Superinfection interference patterns of the 81T-109 versus 61E and 61C envelope proteins. (A) Flow cytometric analysis of chronically 61E, EECC, and EET(TE)-109 infected AH927 cells compared with uninfected AH927 cells, using C11D8, a murine monoclonal antibody against FeLV SU. The ordinate indicates relative cell number; the abscissa indicates mean fluorescence intensity. (B) Superinfection interference of pseudotyped viruses in the 61E- and EET(TE)-109-infected feline fibroblasts analyzed in panel A. (C) Superinfection interference of pseudotyped viruses in the EECC- and EET(TE)-109-infected feline fibroblasts analyzed in panel A. In panels B and C, the height of the bars indicates the log of the number of CFU scored after infection at an MOI of approximately 0.0125. Pseudotyped viruses used for challenge bear either the amphotropic MuLV (A-MuLV), 81T-109 [EET(TE)-109ΔΨ], 61E (61E-ΔΨ), or 61C (EECC-ΔΨ) envelope and are labeled under each set of three bars.
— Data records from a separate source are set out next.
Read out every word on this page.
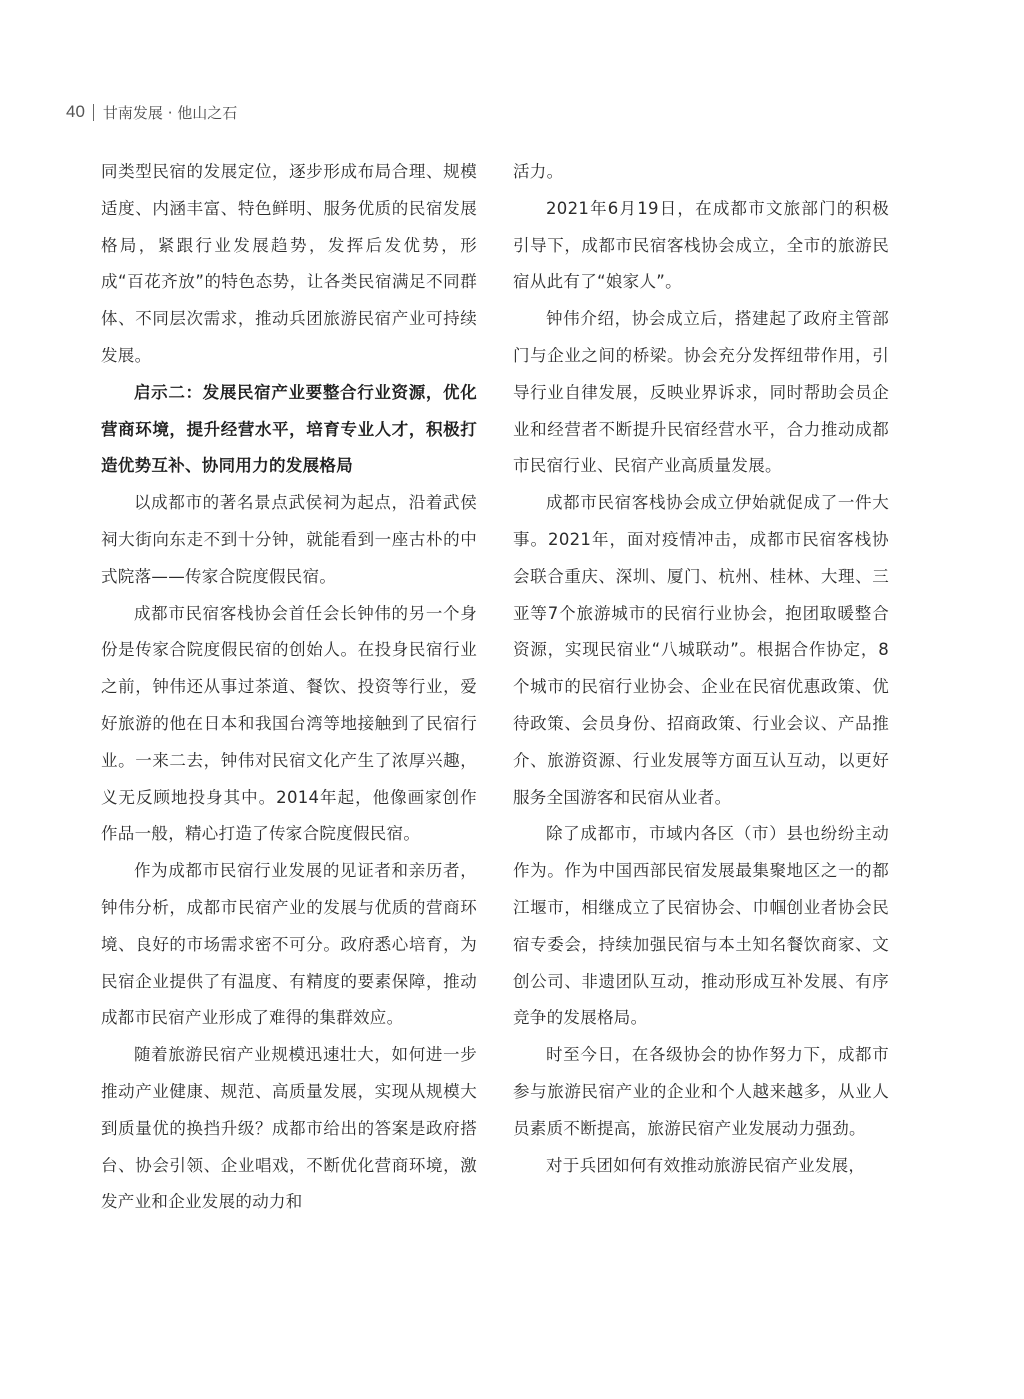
40 甘南发展 · 他山之石

同类型民宿的发展定位，逐步形成布局合理、规模适度、内涵丰富、特色鲜明、服务优质的民宿发展格局，紧跟行业发展趋势，发挥后发优势，形成“百花齐放”的特色态势，让各类民宿满足不同群体、不同层次需求，推动兵团旅游民宿产业可持续发展。

启示二：发展民宿产业要整合行业资源，优化营商环境，提升经营水平，培育专业人才，积极打造优势互补、协同用力的发展格局

以成都市的著名景点武侯祠为起点，沿着武侯祠大街向东走不到十分钟，就能看到一座古朴的中式院落——传家合院度假民宿。

成都市民宿客栈协会首任会长钟伟的另一个身份是传家合院度假民宿的创始人。在投身民宿行业之前，钟伟还从事过茶道、餐饮、投资等行业，爱好旅游的他在日本和我国台湾等地接触到了民宿行业。一来二去，钟伟对民宿文化产生了浓厚兴趣，义无反顾地投身其中。2014年起，他像画家创作作品一般，精心打造了传家合院度假民宿。

作为成都市民宿行业发展的见证者和亲历者，钟伟分析，成都市民宿产业的发展与优质的营商环境、良好的市场需求密不可分。政府悉心培育，为民宿企业提供了有温度、有精度的要素保障，推动成都市民宿产业形成了难得的集群效应。

随着旅游民宿产业规模迅速壮大，如何进一步推动产业健康、规范、高质量发展，实现从规模大到质量优的换挡升级？成都市给出的答案是政府搭台、协会引领、企业唱戏，不断优化营商环境，激发产业和企业发展的动力和

活力。

2021年6月19日，在成都市文旅部门的积极引导下，成都市民宿客栈协会成立，全市的旅游民宿从此有了“娘家人”。

钟伟介绍，协会成立后，搭建起了政府主管部门与企业之间的桥梁。协会充分发挥纽带作用，引导行业自律发展，反映业界诉求，同时帮助会员企业和经营者不断提升民宿经营水平，合力推动成都市民宿行业、民宿产业高质量发展。

成都市民宿客栈协会成立伊始就促成了一件大事。2021年，面对疫情冲击，成都市民宿客栈协会联合重庆、深圳、厦门、杭州、桂林、大理、三亚等7个旅游城市的民宿行业协会，抱团取暖整合资源，实现民宿业“八城联动”。根据合作协定，8个城市的民宿行业协会、企业在民宿优惠政策、优待政策、会员身份、招商政策、行业会议、产品推介、旅游资源、行业发展等方面互认互动，以更好服务全国游客和民宿从业者。

除了成都市，市域内各区（市）县也纷纷主动作为。作为中国西部民宿发展最集聚地区之一的都江堰市，相继成立了民宿协会、巾帼创业者协会民宿专委会，持续加强民宿与本土知名餐饮商家、文创公司、非遗团队互动，推动形成互补发展、有序竞争的发展格局。

时至今日，在各级协会的协作努力下，成都市参与旅游民宿产业的企业和个人越来越多，从业人员素质不断提高，旅游民宿产业发展动力强劲。

对于兵团如何有效推动旅游民宿产业发展，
The legend to the right indicates the target cell lines for these infection studies. These data are an average of three independent experiments; the error bars indicate the sample standard deviation between the experiments. Similar results were obtained from multiple infection experiments using different stocks and target cells at different passage numbers, with the exception of one experiment in which we detected a low level of 61E-ΔΨ infection in EET(TE)-109-infected AH927 cells. However, 61E infection of these cells was not detected in additional experiments using up to 100-fold more virus.